La solución es bastante simple: añade solo el código estrictamente necesario para que el test pase, aunque solo sea devolver el valor esperado por el propio test. No introduzcas comportamiento si no existe antes un test que te obligue a ello porque está fallando.
En nuestro caso era el test que verificaba el tratamiento de los años no bisiestos. De hecho, el siguiente test, que pretendía introducir el comportamiento de detectar los años bisiestos estándar (años divisibles por 4) pasaba sin necesidad de añadir nuevo código. Esto nos lleva al siguiente punto.
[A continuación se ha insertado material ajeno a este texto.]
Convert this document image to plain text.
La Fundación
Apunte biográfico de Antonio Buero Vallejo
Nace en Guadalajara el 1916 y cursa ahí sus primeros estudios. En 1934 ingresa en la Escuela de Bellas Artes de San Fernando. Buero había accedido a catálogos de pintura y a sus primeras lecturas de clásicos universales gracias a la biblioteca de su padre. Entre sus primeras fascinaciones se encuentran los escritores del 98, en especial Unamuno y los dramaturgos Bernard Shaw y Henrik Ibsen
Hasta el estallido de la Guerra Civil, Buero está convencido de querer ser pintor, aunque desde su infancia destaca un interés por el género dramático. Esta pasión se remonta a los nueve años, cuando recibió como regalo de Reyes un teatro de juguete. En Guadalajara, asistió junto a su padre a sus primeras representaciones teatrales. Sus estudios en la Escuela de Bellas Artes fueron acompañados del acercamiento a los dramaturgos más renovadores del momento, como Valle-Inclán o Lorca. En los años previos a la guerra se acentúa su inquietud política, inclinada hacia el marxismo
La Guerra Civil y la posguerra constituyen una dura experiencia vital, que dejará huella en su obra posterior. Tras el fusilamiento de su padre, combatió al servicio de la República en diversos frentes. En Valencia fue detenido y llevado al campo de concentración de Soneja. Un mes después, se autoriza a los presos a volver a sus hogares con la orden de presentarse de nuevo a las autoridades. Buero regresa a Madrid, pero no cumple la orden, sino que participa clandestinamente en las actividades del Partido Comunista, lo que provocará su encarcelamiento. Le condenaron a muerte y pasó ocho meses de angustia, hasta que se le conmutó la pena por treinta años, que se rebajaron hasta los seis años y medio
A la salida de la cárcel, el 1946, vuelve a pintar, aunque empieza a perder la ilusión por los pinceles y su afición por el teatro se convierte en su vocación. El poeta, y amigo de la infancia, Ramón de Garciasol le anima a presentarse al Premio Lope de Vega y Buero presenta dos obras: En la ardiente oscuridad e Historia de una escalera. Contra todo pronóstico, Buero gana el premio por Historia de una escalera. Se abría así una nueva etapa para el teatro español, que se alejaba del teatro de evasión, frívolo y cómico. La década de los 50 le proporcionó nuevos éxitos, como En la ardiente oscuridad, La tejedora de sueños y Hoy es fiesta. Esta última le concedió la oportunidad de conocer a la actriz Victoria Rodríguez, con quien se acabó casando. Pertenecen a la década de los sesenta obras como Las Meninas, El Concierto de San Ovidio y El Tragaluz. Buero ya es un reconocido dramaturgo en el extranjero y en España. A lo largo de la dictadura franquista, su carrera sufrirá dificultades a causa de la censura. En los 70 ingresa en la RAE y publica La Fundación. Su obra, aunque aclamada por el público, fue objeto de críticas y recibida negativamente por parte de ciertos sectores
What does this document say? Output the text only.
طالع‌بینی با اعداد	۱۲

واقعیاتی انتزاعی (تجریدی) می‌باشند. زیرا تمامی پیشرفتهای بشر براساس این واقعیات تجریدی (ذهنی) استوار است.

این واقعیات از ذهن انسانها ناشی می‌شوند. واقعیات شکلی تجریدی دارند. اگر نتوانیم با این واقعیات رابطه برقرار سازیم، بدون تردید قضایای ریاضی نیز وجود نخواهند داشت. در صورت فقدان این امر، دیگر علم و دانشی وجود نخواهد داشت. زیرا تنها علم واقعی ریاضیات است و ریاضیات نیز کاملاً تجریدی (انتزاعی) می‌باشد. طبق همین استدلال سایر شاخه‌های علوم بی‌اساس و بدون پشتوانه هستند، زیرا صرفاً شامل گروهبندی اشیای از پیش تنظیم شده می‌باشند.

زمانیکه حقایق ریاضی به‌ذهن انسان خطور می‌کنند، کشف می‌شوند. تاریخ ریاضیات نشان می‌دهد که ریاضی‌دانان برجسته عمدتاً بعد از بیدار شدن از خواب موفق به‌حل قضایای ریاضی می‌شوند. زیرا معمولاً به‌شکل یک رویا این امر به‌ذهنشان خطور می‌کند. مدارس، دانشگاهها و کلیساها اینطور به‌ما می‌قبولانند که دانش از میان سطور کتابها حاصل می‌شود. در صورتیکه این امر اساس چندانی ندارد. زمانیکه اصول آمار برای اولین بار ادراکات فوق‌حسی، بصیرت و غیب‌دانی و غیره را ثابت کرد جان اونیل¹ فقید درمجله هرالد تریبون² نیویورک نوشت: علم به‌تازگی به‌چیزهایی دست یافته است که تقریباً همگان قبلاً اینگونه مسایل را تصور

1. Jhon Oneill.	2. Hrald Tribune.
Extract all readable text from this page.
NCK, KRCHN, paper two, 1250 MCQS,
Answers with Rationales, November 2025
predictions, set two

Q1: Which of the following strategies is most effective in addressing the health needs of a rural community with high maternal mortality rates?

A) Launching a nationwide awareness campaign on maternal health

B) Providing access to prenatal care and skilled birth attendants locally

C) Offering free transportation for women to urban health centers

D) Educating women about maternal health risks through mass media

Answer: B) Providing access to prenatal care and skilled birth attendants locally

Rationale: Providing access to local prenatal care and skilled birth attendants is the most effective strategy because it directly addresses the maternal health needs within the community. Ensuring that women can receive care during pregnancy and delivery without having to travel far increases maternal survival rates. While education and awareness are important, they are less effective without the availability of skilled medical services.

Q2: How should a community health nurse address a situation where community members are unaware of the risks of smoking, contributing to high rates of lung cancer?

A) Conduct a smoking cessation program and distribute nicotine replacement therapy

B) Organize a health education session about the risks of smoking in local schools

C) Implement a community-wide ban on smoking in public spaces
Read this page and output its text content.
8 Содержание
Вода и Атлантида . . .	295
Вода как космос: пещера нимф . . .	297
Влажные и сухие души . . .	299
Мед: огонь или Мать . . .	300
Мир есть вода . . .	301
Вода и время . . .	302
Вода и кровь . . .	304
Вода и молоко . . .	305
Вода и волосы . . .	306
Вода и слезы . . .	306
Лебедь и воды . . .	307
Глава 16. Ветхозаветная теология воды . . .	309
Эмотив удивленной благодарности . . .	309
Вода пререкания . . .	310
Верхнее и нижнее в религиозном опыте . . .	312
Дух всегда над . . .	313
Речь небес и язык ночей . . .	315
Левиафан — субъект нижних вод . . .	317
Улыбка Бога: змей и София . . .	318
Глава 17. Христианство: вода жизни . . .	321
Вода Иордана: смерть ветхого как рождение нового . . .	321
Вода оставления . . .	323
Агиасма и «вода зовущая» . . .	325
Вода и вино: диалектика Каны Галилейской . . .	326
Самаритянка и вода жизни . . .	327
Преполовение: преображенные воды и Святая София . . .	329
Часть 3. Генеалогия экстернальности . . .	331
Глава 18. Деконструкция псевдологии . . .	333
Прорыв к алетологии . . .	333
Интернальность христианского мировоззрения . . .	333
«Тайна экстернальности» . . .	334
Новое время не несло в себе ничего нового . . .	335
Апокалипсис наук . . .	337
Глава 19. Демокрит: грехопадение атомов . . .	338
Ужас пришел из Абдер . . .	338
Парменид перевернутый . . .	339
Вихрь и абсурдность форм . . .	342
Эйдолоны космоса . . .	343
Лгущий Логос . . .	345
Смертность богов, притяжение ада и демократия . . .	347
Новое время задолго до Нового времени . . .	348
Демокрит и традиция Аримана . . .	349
Qué significa que un test pase nada más escribirlo
Cuando escribimos un test y pasa sin añadir código de producción puede ser por alguno de estos motivos:
- El algoritmo que hemos escrito es lo bastante general como para cubrir todos los casos posibles: hemos terminado nuestro desarrollo.
- El ejemplo que hemos elegido no es cualitativamente diferente de otros que ya hemos usado y, por lo tanto, no nos fuerza a escribir código de producción. tenemos que encontrar otro ejemplo.
- Hemos añadido demasiado código, que es lo que acabamos de contar en el apartado anterior.
En esta kata Leap Year, por ejemplo, llegará un momento en que no hay forma de escribir un test que falle porque el algoritmo cubre todos los casos: años no bisiestos, bisiestos, años no bisiestos cada 100 años y bisiestos cada 400 años.
La otra posibilidad es que el ejemplo escogido no sea representativo de un nuevo comportamiento, lo que puede venir dado por una mala definición de la tarea o por no haber analizado bien los posibles escenarios.
El ciclo red-green-refactor
Las tres leyes establecen un framework que podríamos llamar “de bajo nivel”. Martin Fowler, por su parte, define el ciclo TDD en estas tres fases que estarían en un nivel superior de abstracción:
- Escribe un test para el siguiente fragmento de funcionalidad que deseas añadir.
- Escribe el código de producción necesario para que el test pase.
- Refactoriza el código, tanto el nuevo como el anterior, para que esté bien estructurado.
Estas tres fases definen lo que se suele conocer como el ciclo “red-green-refactor”, nombrado así por el estado de los tests en cada una de las fases del ciclo:
- Red: la creación de un test que falla (está en rojo) y que describe la funcionalidad o comportamiento que queremos introducir en el software de producción.
- Green: la escritura del código de producción necesario para hacer pasar el test (ponerlo en verde) con lo cual se verifica que se ha añadido el comportamiento especificado.
- Refactor: manteniendo los tests en verde, reorganizar el código para estructurarlo mejor, haciéndolo más legible y sostenible sin perder la funcionalidad desarrollada hasta el momento.
En la práctica los ciclos de refactor surgen después de un cierto número de ciclos de las tres leyes. Los pequeños cambios impulsados por estas se acumulan hasta llegar a un punto en el que comienzan a aparecer smells de código que requieren el refactor.